Spinning the bubble and using uneven heating could produce something
very close. Perhaps you could start out with a hollow cylinder, "doped"
with varying amounts of pigment along its length to influence absorption
of solar heat. Spin the cylinder up and put it in an existing solar
furnace.

More likely, use gas jets and more controlled heating to shape it the
way you want. A relatively small reflection concentrator moving along
the spinning mirror, adjusting the heating to make sure it expands
evenly into a parabolic shape.

For the first generation mirrors, I'd just look at using something like
sheet mylar stretched over rigid frames, approximating the parabola with
flat sections.


For the first generation a hemispheric reflector might be good enough. I
was thinking of a bootstrap process, where each furnace would be used to
build progressively larger furnaces.


I brought up the "blow a bubble, make a mirror" idea a few months back
(sst, IIRC, but maybe I'll take the time to look it up).

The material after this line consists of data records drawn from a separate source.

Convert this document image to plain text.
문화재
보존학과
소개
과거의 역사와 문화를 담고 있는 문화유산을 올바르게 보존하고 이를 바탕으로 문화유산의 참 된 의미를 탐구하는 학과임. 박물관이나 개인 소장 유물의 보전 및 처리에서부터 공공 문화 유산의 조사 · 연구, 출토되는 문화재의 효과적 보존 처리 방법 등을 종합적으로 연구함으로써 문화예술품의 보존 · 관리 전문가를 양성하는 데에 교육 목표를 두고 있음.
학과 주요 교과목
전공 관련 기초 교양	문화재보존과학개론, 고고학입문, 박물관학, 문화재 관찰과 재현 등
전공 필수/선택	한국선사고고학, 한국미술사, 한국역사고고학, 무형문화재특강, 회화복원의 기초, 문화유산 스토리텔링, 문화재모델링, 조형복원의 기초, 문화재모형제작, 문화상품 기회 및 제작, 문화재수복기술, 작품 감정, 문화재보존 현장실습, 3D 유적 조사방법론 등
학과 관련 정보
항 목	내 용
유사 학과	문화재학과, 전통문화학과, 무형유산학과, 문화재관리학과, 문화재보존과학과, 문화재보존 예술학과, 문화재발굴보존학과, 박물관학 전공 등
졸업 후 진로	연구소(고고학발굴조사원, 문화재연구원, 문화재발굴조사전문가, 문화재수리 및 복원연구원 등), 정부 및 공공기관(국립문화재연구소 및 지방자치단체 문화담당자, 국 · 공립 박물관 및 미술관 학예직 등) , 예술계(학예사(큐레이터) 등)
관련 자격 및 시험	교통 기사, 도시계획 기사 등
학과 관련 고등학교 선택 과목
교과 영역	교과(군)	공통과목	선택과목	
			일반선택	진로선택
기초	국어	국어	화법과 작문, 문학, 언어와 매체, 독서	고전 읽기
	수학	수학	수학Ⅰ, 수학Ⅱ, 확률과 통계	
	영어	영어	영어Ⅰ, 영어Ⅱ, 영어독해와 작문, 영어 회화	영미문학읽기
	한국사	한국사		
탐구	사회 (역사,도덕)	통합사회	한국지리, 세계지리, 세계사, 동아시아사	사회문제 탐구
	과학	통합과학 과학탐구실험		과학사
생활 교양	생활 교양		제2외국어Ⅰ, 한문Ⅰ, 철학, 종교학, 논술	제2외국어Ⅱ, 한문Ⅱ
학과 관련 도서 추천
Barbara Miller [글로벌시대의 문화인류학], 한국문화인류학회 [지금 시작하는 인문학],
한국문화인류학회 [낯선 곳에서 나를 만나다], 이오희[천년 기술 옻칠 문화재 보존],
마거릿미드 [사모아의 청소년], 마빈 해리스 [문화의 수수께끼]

The responses indicated that for the size mirror needed for any useful
purpose, blowing a bubble was impractical, would still require a
framework for stability, and making flat sections was a much more
practical idea. In addition, at the spherical radius of the mirror,
it would be very hard to distinguish between the curved and the flat
sections; it would be big enough that, like the parking lot outside
mission control, the sphere would locally measure as flat.

Perhaps you could make flat section in situ by spinning the melt like
pizza dough, so don't put away that axle and driveshaft yet.